Theorem 1. A function $f$ is that is analytic at a point $z_0$ has a zero of order $m$ there if and only if there is a function $g$, which is analytic and nonzero at $z_0$, such that
$$f(z)=(z-z_0)^mg(z).$$

Theorem 2. Suppose that:

(i) two functions $p$ and $q$ are analytic at a point $z_0$;

(ii) $p(z_0)\ne 0$ and $q$ has a zero of order $m$ at $z_0$.

Then $\frac{p(z)}{q(z)}$ has a pole of order $m$ at $z_0$.

Now we discuss our main theorem in this lecture.

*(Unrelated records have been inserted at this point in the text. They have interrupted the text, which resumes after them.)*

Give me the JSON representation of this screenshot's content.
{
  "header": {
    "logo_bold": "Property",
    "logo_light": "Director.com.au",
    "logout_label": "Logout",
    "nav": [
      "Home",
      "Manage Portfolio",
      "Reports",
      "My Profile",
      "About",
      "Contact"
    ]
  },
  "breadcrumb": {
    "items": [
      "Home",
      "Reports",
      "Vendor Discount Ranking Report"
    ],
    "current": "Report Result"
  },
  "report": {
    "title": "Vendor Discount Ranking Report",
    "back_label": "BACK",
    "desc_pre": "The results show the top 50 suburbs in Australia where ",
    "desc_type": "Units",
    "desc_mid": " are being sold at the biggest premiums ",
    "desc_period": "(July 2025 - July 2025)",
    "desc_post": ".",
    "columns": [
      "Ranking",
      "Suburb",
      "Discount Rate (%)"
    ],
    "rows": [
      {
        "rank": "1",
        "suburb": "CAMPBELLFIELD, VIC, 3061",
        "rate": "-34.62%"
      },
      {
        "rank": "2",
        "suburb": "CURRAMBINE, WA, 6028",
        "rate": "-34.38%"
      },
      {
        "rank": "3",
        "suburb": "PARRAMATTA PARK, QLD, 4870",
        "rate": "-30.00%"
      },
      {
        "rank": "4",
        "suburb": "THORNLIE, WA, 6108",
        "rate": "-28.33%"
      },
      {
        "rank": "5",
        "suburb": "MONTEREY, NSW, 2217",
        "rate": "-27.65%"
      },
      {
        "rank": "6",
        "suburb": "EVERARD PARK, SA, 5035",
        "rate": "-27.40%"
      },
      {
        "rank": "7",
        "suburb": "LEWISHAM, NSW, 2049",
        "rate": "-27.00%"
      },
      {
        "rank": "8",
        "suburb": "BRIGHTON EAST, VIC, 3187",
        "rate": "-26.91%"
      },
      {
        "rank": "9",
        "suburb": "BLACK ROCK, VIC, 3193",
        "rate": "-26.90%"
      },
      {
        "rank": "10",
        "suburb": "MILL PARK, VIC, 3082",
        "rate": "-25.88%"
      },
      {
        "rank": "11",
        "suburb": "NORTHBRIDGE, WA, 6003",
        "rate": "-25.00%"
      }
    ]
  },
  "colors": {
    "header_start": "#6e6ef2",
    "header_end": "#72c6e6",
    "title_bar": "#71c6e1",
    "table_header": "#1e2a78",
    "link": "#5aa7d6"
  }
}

Theorem. Let two functions $p$ and $q$ be analytic at a point $z_0$. If
$$p(z_0)\ne 0,\ q(z_0)=0,\ \mbox{and}\ q'(z_0)\ne 0,$$
then  $z_0$ is a simple pole of $\frac{p(z)}{q(z)}$ and
$$\mathrm{Res}_{z=z_0}\frac{p(z)}{q(z)}=\frac{p(z_0)}{q'(z_0)}.$$

Proof. From the conditions, we see that $q(z)$ has a zero of order $1$, so by theorem 1 it can be written as
$$q(z)=(z-z_0)g(z)$$
where $g(z)$ is analytic at $z=z_0$ and $g(z_0)\ne 0$. This can be in fact readily seen without quoting theorem 1. Since $q(z)$ is analytic at $z_0$, it can be written as a Taylor series expansion
\begin{align*}
q(z)&=q(z_0)+\frac{q'(z_0)}{1!}(z-z_0)+\frac{q^{\prime\prime}(z_0)}{2!}(z-z_0)^2+\cdots\\
&=\frac{q'(z_0)}{1!}(z-z_0)+\frac{q^{\prime\prime}(z_0)}{2!}(z-z_0)^2+\cdots\\
&=(z-z_0)\left\{\frac{q'(z_0)}{1!}+\frac{q^{\prime\prime}(z_0)}{2!}(z-z_0)+\cdots\right\}.
\end{align*}
Set $g(z)=\frac{q'(z_0)}{1!}+\frac{q^{\prime\prime}(z_0)}{2!}(z-z_0)+\cdots$. Then $g(z)$ is analytic at $z=z_0$ and that $g(z_0)=q'(z_0)\ne 0$.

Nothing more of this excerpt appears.